The Press is Befuddled on Religion

Note: There is a point I wish to make in what follows, and it is quite simple, viz., the press treatment of various religious leaders and issues is usually quite wide of the mark, displays a glaring ignorance of both the issues and personalities involved, and sometimes is colored by biases. If what follows is unclear, perhaps it is because I am trying too hard, or my comparisons don't work in such a small space. Or, maybe I'm just wrong. Here we go.

Over at Faith in Public Life.org, is a reprint of an article from the Lower Hudson Journal News, written by Gary Stern, reporting on a speech by Michael Cromartie of The Ethics and Public Policy Center to a group of evangelicals. A couple things in the article jumped out at me. The first quote is one I have used in private conversations regarding the political activity of right-wing Christians, now echoed by one of those very persons:
"Evangelicals must be careful that in their pursuit of political victories they not lose their very soul," [Cromartie] said.

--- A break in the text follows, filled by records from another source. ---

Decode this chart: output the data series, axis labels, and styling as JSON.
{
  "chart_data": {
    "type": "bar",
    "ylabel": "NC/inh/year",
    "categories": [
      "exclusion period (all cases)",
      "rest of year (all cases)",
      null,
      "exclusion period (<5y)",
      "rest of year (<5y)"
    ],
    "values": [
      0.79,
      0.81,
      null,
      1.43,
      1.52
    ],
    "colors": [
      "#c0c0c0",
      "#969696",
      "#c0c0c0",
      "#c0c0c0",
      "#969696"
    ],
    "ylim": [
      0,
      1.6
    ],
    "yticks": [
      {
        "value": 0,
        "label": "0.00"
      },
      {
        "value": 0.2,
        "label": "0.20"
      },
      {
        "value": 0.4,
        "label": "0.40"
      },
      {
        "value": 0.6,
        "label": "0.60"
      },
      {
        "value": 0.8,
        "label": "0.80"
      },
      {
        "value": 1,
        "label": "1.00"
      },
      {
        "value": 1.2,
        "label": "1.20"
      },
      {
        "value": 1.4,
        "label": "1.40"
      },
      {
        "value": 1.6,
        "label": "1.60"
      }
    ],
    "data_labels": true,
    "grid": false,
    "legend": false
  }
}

Indeed, such caution is long overdue; coming from as prominent a leader of the movement as Cromartie is heartening because it is the exact caution all Christians must have as they enter the political arena.

Another point that jumped out at me was Cromartie's dismissal of Jerry Falwell as "leader" of the evangelical movement. He claimed that only Tim Russert listened to and took Falwell seriously. While this statement is certainly hyperbole, it does make an important point, one the recent NAE meeting in Minneapolis highlighted, i.e., that older "leaders" of the movement, themselves rarely clergy (Richard Viguerie, the founder and namer of "The Moral Majority", James Dobson, and Timothy LaHaye - among the movers and shakers behind the scenes of the Christian Right - are none of them clergy; Pat Robertson surrendered his credentials when he sought the Presidential nomination in 1988), are being replaced by a younger generation motivated by a broader concern than just abortion and the so-called culture wars. Including torture, climate change, social and racial justice among a list of evangelical political priorities shows the movement is not so much going away as it is changing with the times.

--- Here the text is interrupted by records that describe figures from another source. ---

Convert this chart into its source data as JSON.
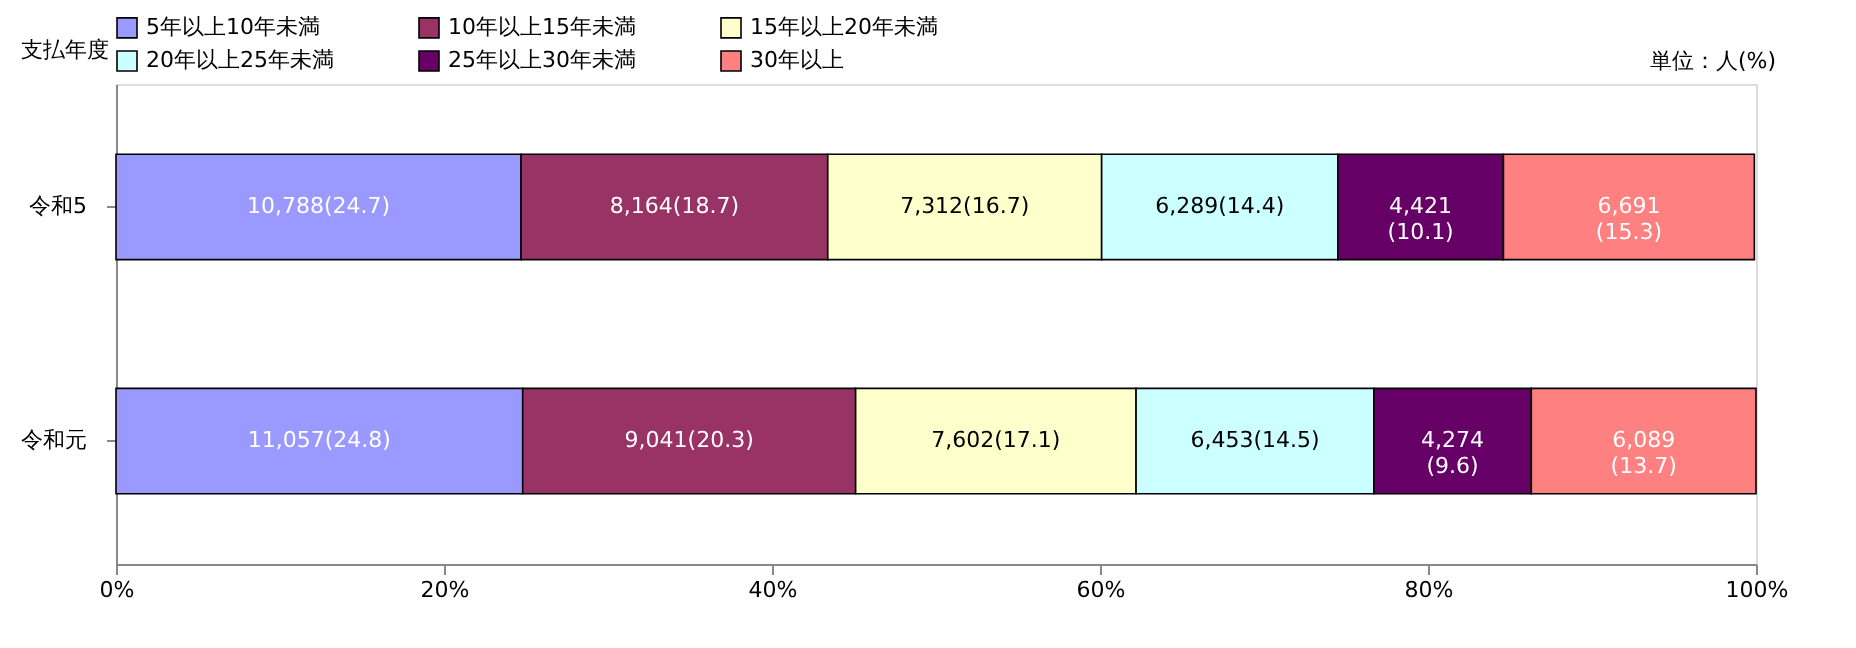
{
  "chart_data": {
    "type": "bar",
    "orientation": "horizontal",
    "stacked": true,
    "ylabel": "支払年度",
    "annotations": [
      "単位：人(%)"
    ],
    "categories": [
      "令和5",
      "令和元"
    ],
    "series": [
      {
        "name": "5年以上10年未満",
        "color": "#9999ff",
        "values": [
          24.7,
          24.8
        ],
        "value_labels": [
          "10,788(24.7)",
          "11,057(24.8)"
        ]
      },
      {
        "name": "10年以上15年未満",
        "color": "#993366",
        "values": [
          18.7,
          20.3
        ],
        "value_labels": [
          "8,164(18.7)",
          "9,041(20.3)"
        ]
      },
      {
        "name": "15年以上20年未満",
        "color": "#ffffcc",
        "values": [
          16.7,
          17.1
        ],
        "value_labels": [
          "7,312(16.7)",
          "7,602(17.1)"
        ]
      },
      {
        "name": "20年以上25年未満",
        "color": "#ccffff",
        "values": [
          14.4,
          14.5
        ],
        "value_labels": [
          "6,289(14.4)",
          "6,453(14.5)"
        ]
      },
      {
        "name": "25年以上30年未満",
        "color": "#660066",
        "values": [
          10.1,
          9.6
        ],
        "value_labels": [
          "4,421\n(10.1)",
          "4,274\n(9.6)"
        ]
      },
      {
        "name": "30年以上",
        "color": "#ff8080",
        "values": [
          15.3,
          13.7
        ],
        "value_labels": [
          "6,691\n(15.3)",
          "6,089\n(13.7)"
        ]
      }
    ],
    "xlim": [
      0,
      100
    ],
    "xticks": [
      {
        "value": 0,
        "label": "0%"
      },
      {
        "value": 20,
        "label": "20%"
      },
      {
        "value": 40,
        "label": "40%"
      },
      {
        "value": 60,
        "label": "60%"
      },
      {
        "value": 80,
        "label": "80%"
      },
      {
        "value": 100,
        "label": "100%"
      }
    ],
    "grid": false,
    "legend": "top"
  }
}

The press, however, is a bit behind the curve, as it were. Kevin Phillips book from this past summer, American Theocracy and Chris Hedges' American Fascists both work under the same premise - that the Christian right has an agenda that is a danger to American democratic and republican virtues and values.

Well, duh, as the kids would say.

That alarm has been sounded for over a quarter century, and only now are people starting to take notice? I would cry if not for laughing so hard because, at the very moment the movement is changing, becoming more complex, less amenable to simple, and simplistic, rhetoric and party political pressure, suddenly, "The Christians are coming!" is all the rage. Had people taken these folks seriously a generation ago, we might have saved ourselves a whole lot of trouble in the mean time, but they were ignored or lampooned (it is easy to do, after all), and they built whole networks of political power, some of which, like The Christian Coalition, were quite effective for a time (the Christian Coalition, like its many predecessors, is dying a silent but long delayed death after its brief year or two in the sun after the 1994 elections).

I insist that Hedges and Phillips have come to the party just a bit too late to be taken seriously; I also think that the fact Dobson, et al.'s spurning by the NAE is a sign (if any more were needed) that the Christian Right, as we have known it since roughly 1979 or so, is dead, and a new, much more complex politically active evangelical community, no longer single-issue, no longer reliably partisan, is in the works. One wonders when the press will get on that bandwagon?